Il 29 luglio 1890 moriva il trentasettenne Vincent Willem van Gogh, pittore olandese autore di quasi 900 dipinti e più di 1000 disegni – senza contare i numerosi schizzi non portati a termine e i tanti appunti destinati probabilmente all’imitazione di disegni artistici di provenienza giapponese – ma che, tuttavia, in vita non riuscì a vendere neppure una sua Opera. Questo cosa ci suggerisce?

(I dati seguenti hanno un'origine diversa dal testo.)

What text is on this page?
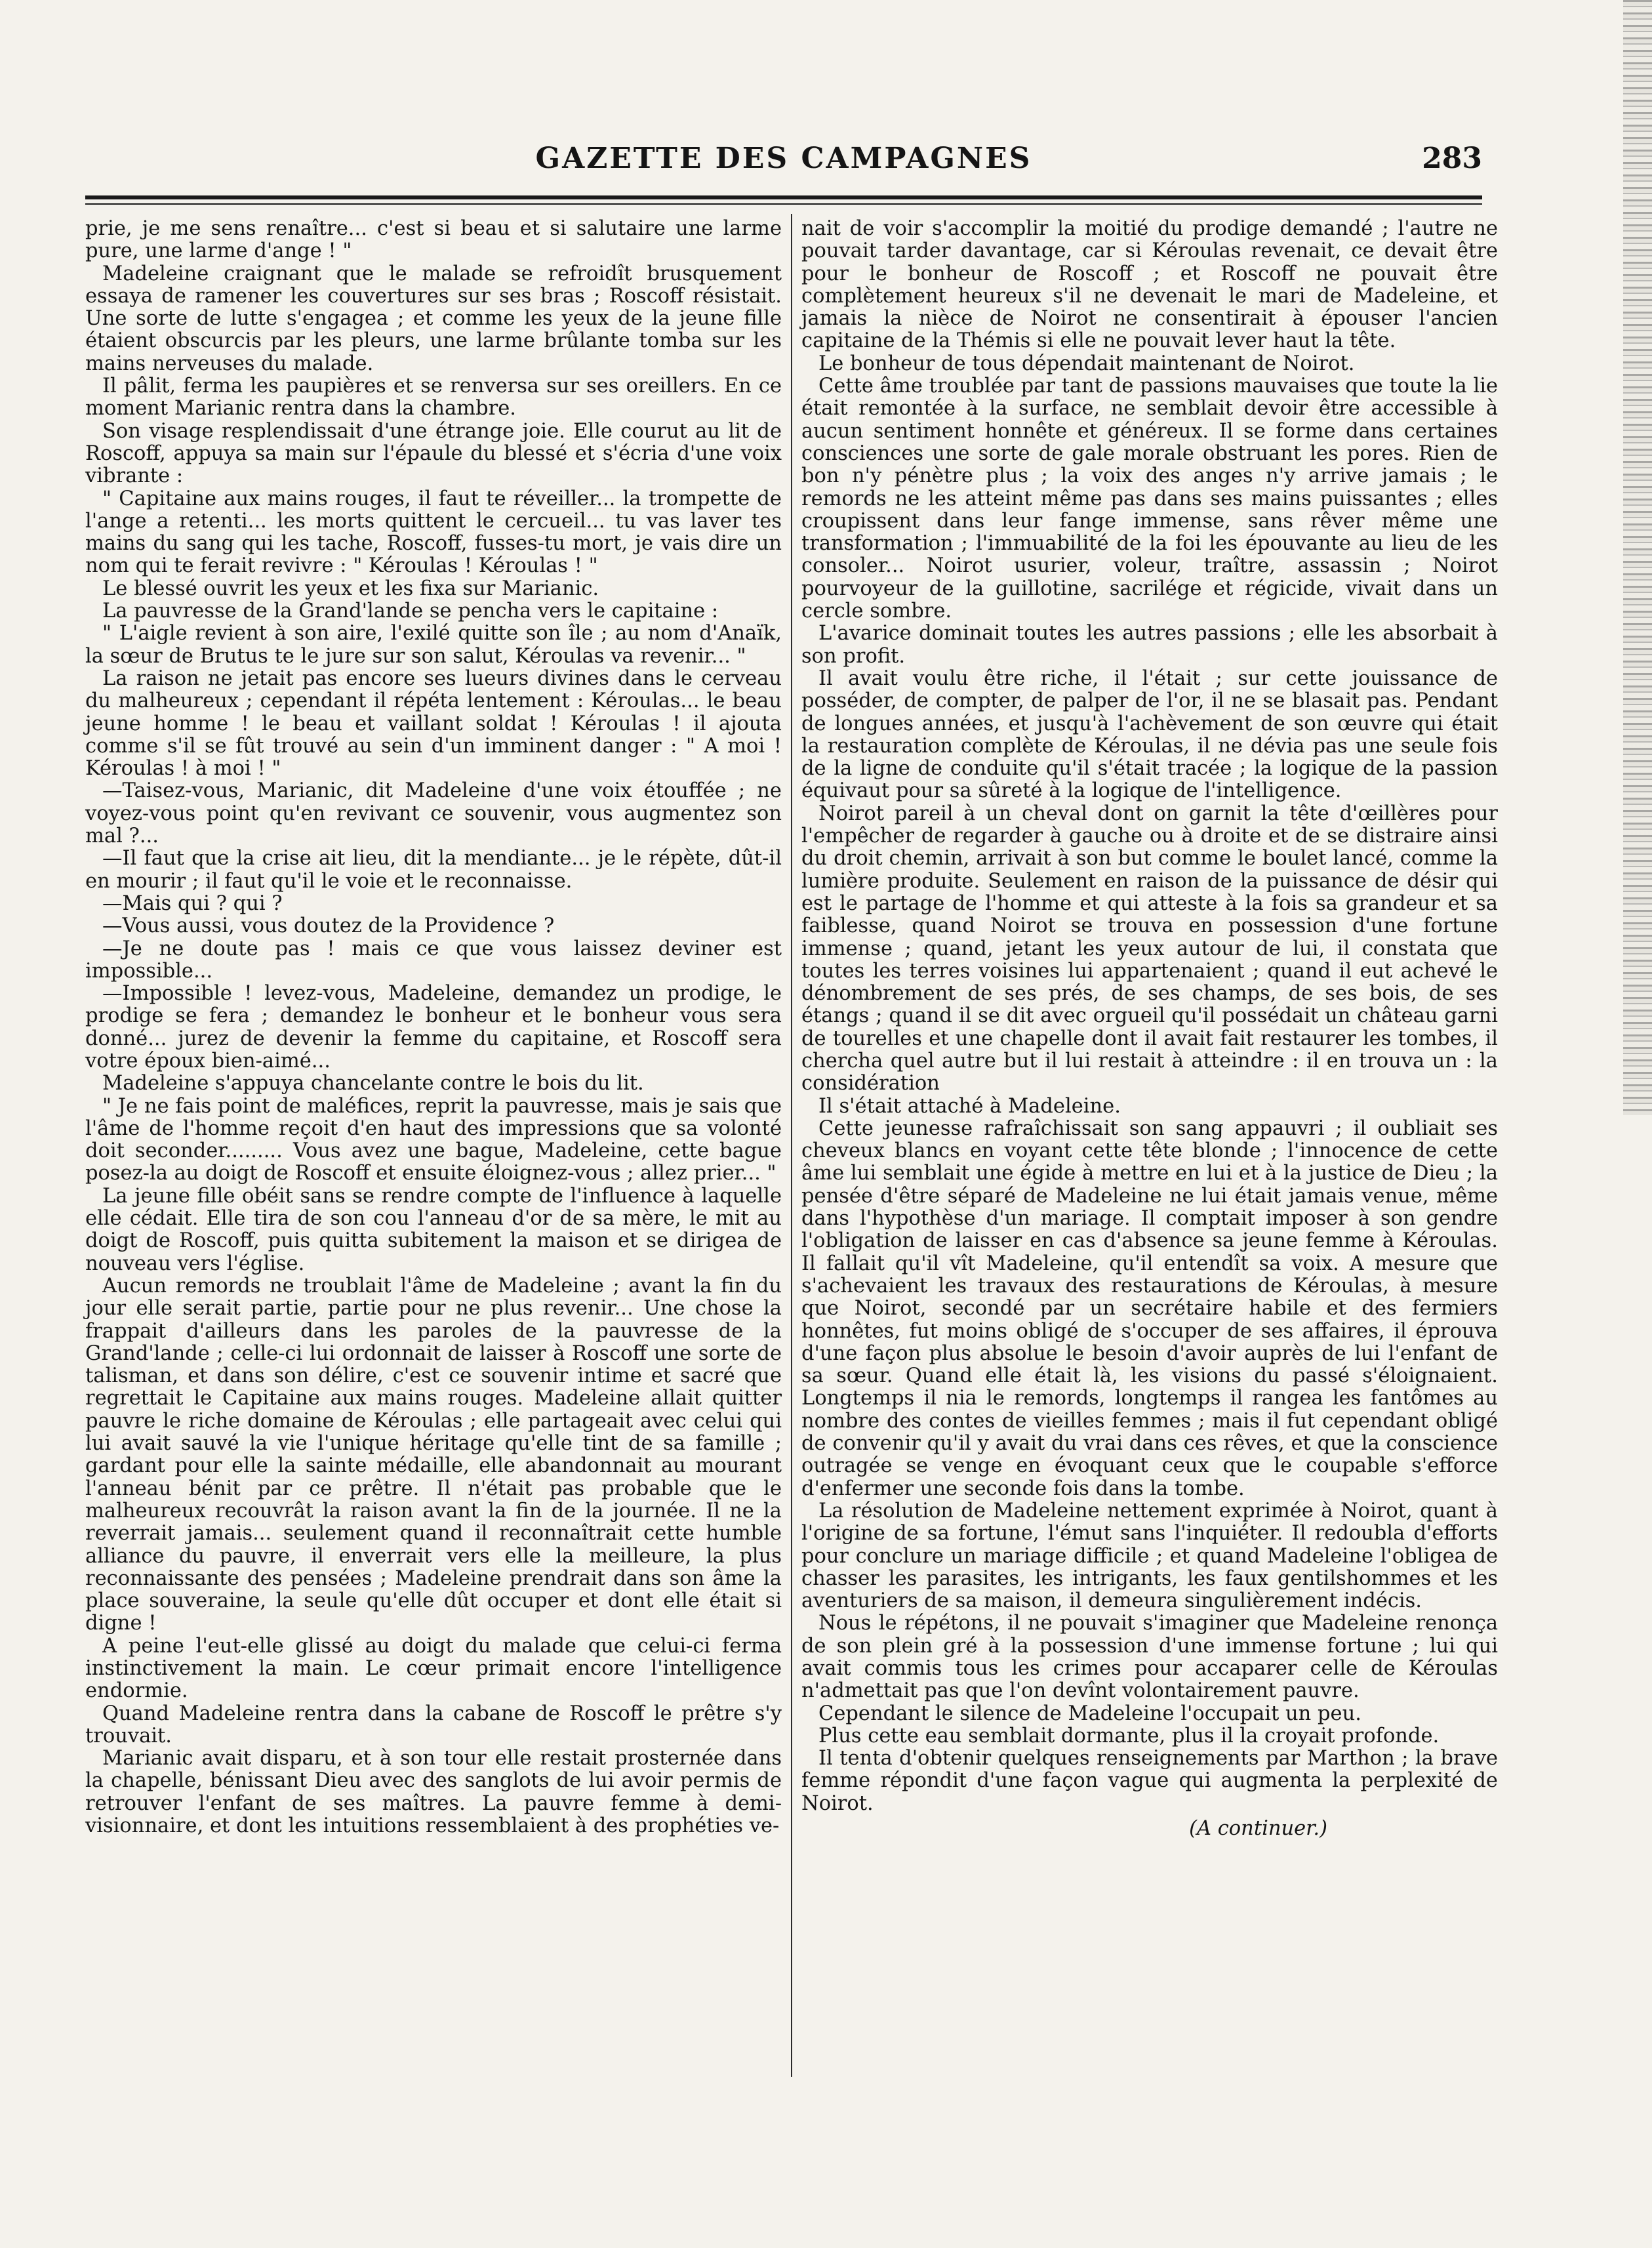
GAZETTE DES CAMPAGNES	283

prie, je me sens renaître... c'est si beau et si salutaire une larme pure, une larme d'ange ! "

Madeleine craignant que le malade se refroidît brusquement essaya de ramener les couvertures sur ses bras ; Roscoff résistait. Une sorte de lutte s'engagea ; et comme les yeux de la jeune fille étaient obscurcis par les pleurs, une larme brûlante tomba sur les mains nerveuses du malade.

Il pâlit, ferma les paupières et se renversa sur ses oreillers. En ce moment Marianic rentra dans la chambre.

Son visage resplendissait d'une étrange joie. Elle courut au lit de Roscoff, appuya sa main sur l'épaule du blessé et s'écria d'une voix vibrante :

" Capitaine aux mains rouges, il faut te réveiller... la trompette de l'ange a retenti... les morts quittent le cercueil... tu vas laver tes mains du sang qui les tache, Roscoff, fusses-tu mort, je vais dire un nom qui te ferait revivre : " Kéroulas ! Kéroulas ! "

Le blessé ouvrit les yeux et les fixa sur Marianic.

La pauvresse de la Grand'lande se pencha vers le capitaine :

" L'aigle revient à son aire, l'exilé quitte son île ; au nom d'Anaïk, la sœur de Brutus te le jure sur son salut, Kéroulas va revenir... "

La raison ne jetait pas encore ses lueurs divines dans le cerveau du malheureux ; cependant il répéta lentement : Kéroulas... le beau jeune homme ! le beau et vaillant soldat ! Kéroulas ! il ajouta comme s'il se fût trouvé au sein d'un imminent danger : " A moi ! Kéroulas ! à moi ! "

—Taisez-vous, Marianic, dit Madeleine d'une voix étouffée ; ne voyez-vous point qu'en revivant ce souvenir, vous augmentez son mal ?...

—Il faut que la crise ait lieu, dit la mendiante... je le répète, dût-il en mourir ; il faut qu'il le voie et le reconnaisse.

—Mais qui ? qui ?

—Vous aussi, vous doutez de la Providence ?

—Je ne doute pas ! mais ce que vous laissez deviner est impossible...

—Impossible ! levez-vous, Madeleine, demandez un prodige, le prodige se fera ; demandez le bonheur et le bonheur vous sera donné... jurez de devenir la femme du capitaine, et Roscoff sera votre époux bien-aimé...

Madeleine s'appuya chancelante contre le bois du lit.

" Je ne fais point de maléfices, reprit la pauvresse, mais je sais que l'âme de l'homme reçoit d'en haut des impressions que sa volonté doit seconder......... Vous avez une bague, Madeleine, cette bague posez-la au doigt de Roscoff et ensuite éloignez-vous ; allez prier... "

La jeune fille obéit sans se rendre compte de l'influence à laquelle elle cédait. Elle tira de son cou l'anneau d'or de sa mère, le mit au doigt de Roscoff, puis quitta subitement la maison et se dirigea de nouveau vers l'église.

Aucun remords ne troublait l'âme de Madeleine ; avant la fin du jour elle serait partie, partie pour ne plus revenir... Une chose la frappait d'ailleurs dans les paroles de la pauvresse de la Grand'lande ; celle-ci lui ordonnait de laisser à Roscoff une sorte de talisman, et dans son délire, c'est ce souvenir intime et sacré que regrettait le Capitaine aux mains rouges. Madeleine allait quitter pauvre le riche domaine de Kéroulas ; elle partageait avec celui qui lui avait sauvé la vie l'unique héritage qu'elle tint de sa famille ; gardant pour elle la sainte médaille, elle abandonnait au mourant l'anneau bénit par ce prêtre. Il n'était pas probable que le malheureux recouvrât la raison avant la fin de la journée. Il ne la reverrait jamais... seulement quand il reconnaîtrait cette humble alliance du pauvre, il enverrait vers elle la meilleure, la plus reconnaissante des pensées ; Madeleine prendrait dans son âme la place souveraine, la seule qu'elle dût occuper et dont elle était si digne !

A peine l'eut-elle glissé au doigt du malade que celui-ci ferma instinctivement la main. Le cœur primait encore l'intelligence endormie.

Quand Madeleine rentra dans la cabane de Roscoff le prêtre s'y trouvait.

Marianic avait disparu, et à son tour elle restait prosternée dans la chapelle, bénissant Dieu avec des sanglots de lui avoir permis de retrouver l'enfant de ses maîtres. La pauvre femme à demi-visionnaire, et dont les intuitions ressemblaient à des prophéties ve-

nait de voir s'accomplir la moitié du prodige demandé ; l'autre ne pouvait tarder davantage, car si Kéroulas revenait, ce devait être pour le bonheur de Roscoff ; et Roscoff ne pouvait être complètement heureux s'il ne devenait le mari de Madeleine, et jamais la nièce de Noirot ne consentirait à épouser l'ancien capitaine de la Thémis si elle ne pouvait lever haut la tête.

Le bonheur de tous dépendait maintenant de Noirot.

Cette âme troublée par tant de passions mauvaises que toute la lie était remontée à la surface, ne semblait devoir être accessible à aucun sentiment honnête et généreux. Il se forme dans certaines consciences une sorte de gale morale obstruant les pores. Rien de bon n'y pénètre plus ; la voix des anges n'y arrive jamais ; le remords ne les atteint même pas dans ses mains puissantes ; elles croupissent dans leur fange immense, sans rêver même une transformation ; l'immuabilité de la foi les épouvante au lieu de les consoler... Noirot usurier, voleur, traître, assassin ; Noirot pourvoyeur de la guillotine, sacrilége et régicide, vivait dans un cercle sombre.

L'avarice dominait toutes les autres passions ; elle les absorbait à son profit.

Il avait voulu être riche, il l'était ; sur cette jouissance de posséder, de compter, de palper de l'or, il ne se blasait pas. Pendant de longues années, et jusqu'à l'achèvement de son œuvre qui était la restauration complète de Kéroulas, il ne dévia pas une seule fois de la ligne de conduite qu'il s'était tracée ; la logique de la passion équivaut pour sa sûreté à la logique de l'intelligence.

Noirot pareil à un cheval dont on garnit la tête d'œillères pour l'empêcher de regarder à gauche ou à droite et de se distraire ainsi du droit chemin, arrivait à son but comme le boulet lancé, comme la lumière produite. Seulement en raison de la puissance de désir qui est le partage de l'homme et qui atteste à la fois sa grandeur et sa faiblesse, quand Noirot se trouva en possession d'une fortune immense ; quand, jetant les yeux autour de lui, il constata que toutes les terres voisines lui appartenaient ; quand il eut achevé le dénombrement de ses prés, de ses champs, de ses bois, de ses étangs ; quand il se dit avec orgueil qu'il possédait un château garni de tourelles et une chapelle dont il avait fait restaurer les tombes, il chercha quel autre but il lui restait à atteindre : il en trouva un : la considération

Il s'était attaché à Madeleine.

Cette jeunesse rafraîchissait son sang appauvri ; il oubliait ses cheveux blancs en voyant cette tête blonde ; l'innocence de cette âme lui semblait une égide à mettre en lui et à la justice de Dieu ; la pensée d'être séparé de Madeleine ne lui était jamais venue, même dans l'hypothèse d'un mariage. Il comptait imposer à son gendre l'obligation de laisser en cas d'absence sa jeune femme à Kéroulas. Il fallait qu'il vît Madeleine, qu'il entendît sa voix. A mesure que s'achevaient les travaux des restaurations de Kéroulas, à mesure que Noirot, secondé par un secrétaire habile et des fermiers honnêtes, fut moins obligé de s'occuper de ses affaires, il éprouva d'une façon plus absolue le besoin d'avoir auprès de lui l'enfant de sa sœur. Quand elle était là, les visions du passé s'éloignaient. Longtemps il nia le remords, longtemps il rangea les fantômes au nombre des contes de vieilles femmes ; mais il fut cependant obligé de convenir qu'il y avait du vrai dans ces rêves, et que la conscience outragée se venge en évoquant ceux que le coupable s'efforce d'enfermer une seconde fois dans la tombe.

La résolution de Madeleine nettement exprimée à Noirot, quant à l'origine de sa fortune, l'émut sans l'inquiéter. Il redoubla d'efforts pour conclure un mariage difficile ; et quand Madeleine l'obligea de chasser les parasites, les intrigants, les faux gentilshommes et les aventuriers de sa maison, il demeura singulièrement indécis.

Nous le répétons, il ne pouvait s'imaginer que Madeleine renonça de son plein gré à la possession d'une immense fortune ; lui qui avait commis tous les crimes pour accaparer celle de Kéroulas n'admettait pas que l'on devînt volontairement pauvre.

Cependant le silence de Madeleine l'occupait un peu.

Plus cette eau semblait dormante, plus il la croyait profonde.

Il tenta d'obtenir quelques renseignements par Marthon ; la brave femme répondit d'une façon vague qui augmenta la perplexité de Noirot.

(A continuer.)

Forse ancora quasi totalmente rapita dal workshop attoriale milanese del 13-18 luglio, mi ritornano in mente le parole di Giuseppe Morrone: “Dovete imparare a stare comodi nello scomodo” (come asserì Vittorio De Sica), ché essere davvero Artisti con la -A maiuscola vuol dire rievocare emozioni e farle proprie così da restituirle pure agli altri, ma per riuscirvi bisogna essere persone libere da ogni sovrastruttura seppure proprio ciò comporterà venire spesso emarginati, se non addirittura demonizzati …Quelle stesse sovrastrutture in ragione delle quali il fratello di Theo fu additato quale folle, soltanto perché non aderente ad alcuno schematismo e a canoni pre-impostati, e che non di meno non hanno impedito a Vincent van Gogh di dipingere fino al suo ultimo giorno sulla grave terra. Questi, uomo eccezionale, ha donato al mondo la sua più profonda anima con la generosa gratuità che caratterizza i veri creatori, i più autentici interpreti.

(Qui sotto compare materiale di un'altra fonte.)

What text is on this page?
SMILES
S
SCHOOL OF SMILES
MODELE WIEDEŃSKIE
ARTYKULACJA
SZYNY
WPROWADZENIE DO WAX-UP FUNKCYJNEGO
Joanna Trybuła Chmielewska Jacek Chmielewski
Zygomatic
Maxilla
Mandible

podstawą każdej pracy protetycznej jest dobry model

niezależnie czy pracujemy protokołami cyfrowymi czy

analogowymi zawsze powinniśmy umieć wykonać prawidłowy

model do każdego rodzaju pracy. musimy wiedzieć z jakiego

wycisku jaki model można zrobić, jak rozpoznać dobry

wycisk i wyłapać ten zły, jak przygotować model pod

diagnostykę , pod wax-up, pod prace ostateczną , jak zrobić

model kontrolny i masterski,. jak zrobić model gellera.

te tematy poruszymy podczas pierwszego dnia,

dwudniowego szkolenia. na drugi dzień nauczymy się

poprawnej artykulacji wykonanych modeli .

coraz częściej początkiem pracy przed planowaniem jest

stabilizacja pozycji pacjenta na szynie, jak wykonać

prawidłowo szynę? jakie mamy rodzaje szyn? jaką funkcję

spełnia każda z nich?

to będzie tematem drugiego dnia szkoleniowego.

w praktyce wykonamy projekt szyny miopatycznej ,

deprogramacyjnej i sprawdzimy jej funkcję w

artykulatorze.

Ed appunto a proposito dell’ultimo dì prima della sua morte è Wouter Van der Veen, segretario generale e direttore dell’istituto Van Gogh ad aver scoperto il luogo raffigurato dal pittore olandese nel suo ultimo quadro, intitolato “Radici d’albero”, realizzato 130 anni fa poche ore prima dello sparo che lo portò al decesso, due giorni dopo il tragico occorso. Tale luogo si trova ad Auvers-sur-Oise, a meno di 30 chilometri da Parigi. Il posto è a 150 metri dalla locanda in cui Vincent alloggiava da 70 giorni, come ufficializzato quest’anno nella data della ricorrenza della sua dipartita.

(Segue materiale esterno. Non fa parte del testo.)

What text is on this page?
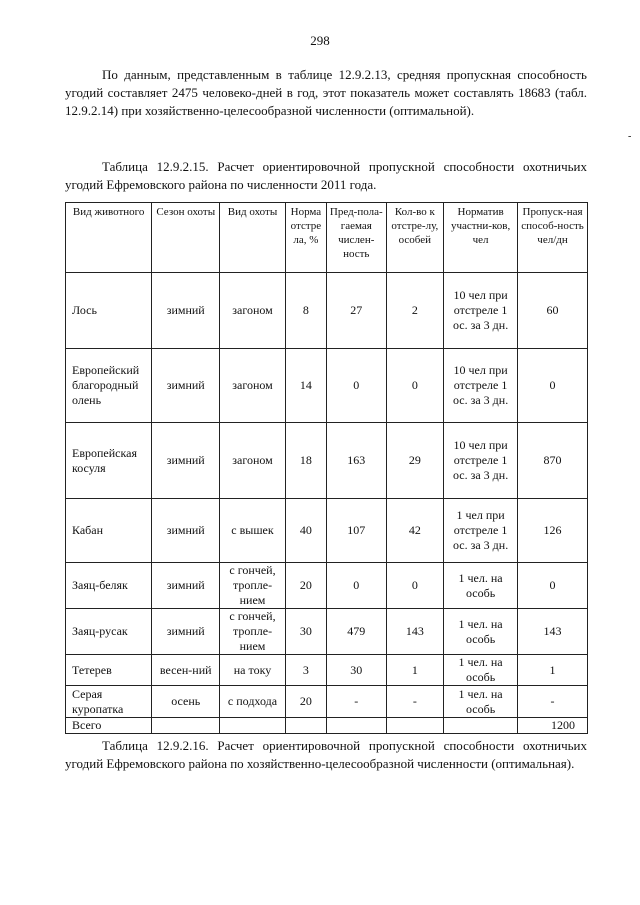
298

По данным, представленным в таблице 12.9.2.13, средняя пропускная способность угодий составляет 2475 человеко-дней в год, этот показатель может составлять 18683 (табл. 12.9.2.14) при хозяйственно-целесообразной численности (оптимальной).

-

Таблица 12.9.2.15. Расчет ориентировочной пропускной способности охотничьих угодий Ефремовского района по численности 2011 года.

Вид животного	Сезон охоты	Вид охоты	Норма отстре ла, %	Пред-пола-гаемая числен-ность	Кол-во к отстре-лу, особей	Норматив участни-ков, чел	Пропуск-ная способ-ность чел/дн
Лось	зимний	загоном	8	27	2	10 чел при отстреле 1 ос. за 3 дн.	60
Европейский благородный олень	зимний	загоном	14	0	0	10 чел при отстреле 1 ос. за 3 дн.	0
Европейская косуля	зимний	загоном	18	163	29	10 чел при отстреле 1 ос. за 3 дн.	870
Кабан	зимний	с вышек	40	107	42	1 чел при отстреле 1 ос. за 3 дн.	126
Заяц-беляк	зимний	с гончей, тропле-нием	20	0	0	1 чел. на особь	0
Заяц-русак	зимний	с гончей, тропле-нием	30	479	143	1 чел. на особь	143
Тетерев	весен-ний	на току	3	30	1	1 чел. на особь	1
Серая куропатка	осень	с подхода	20	-	-	1 чел. на особь	-
Всего							1200

Таблица 12.9.2.16. Расчет ориентировочной пропускной способности охотничьих угодий Ефремовского района по хозяйственно-целесообразной численности (оптимальная).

È difatti durante il confinamento a causa del Coronavirus che l’attenzione del soprannominato ricercatore, Wouter Van der Veen, si è focalizzata per caso su una vecchia cartolina postale che aveva digitalizzato sul suo computer, dell’Ile-de-France, raffigurante un ciclista che percorreva la rue Daubigny, al principio del secolo scorso. Il ciclista a costeggiare un terrapieno sopra il quale alcuni alberi dalle radici semiscoperte, verificate combaciare con il ritratto in “Radici d’albero”.

Da qui la decisione di proteggere ora il punto scelto dall’Artista olandese per la sua ultima tela con una barriera, per evitare il furto di radiche da trasformare in reliquie.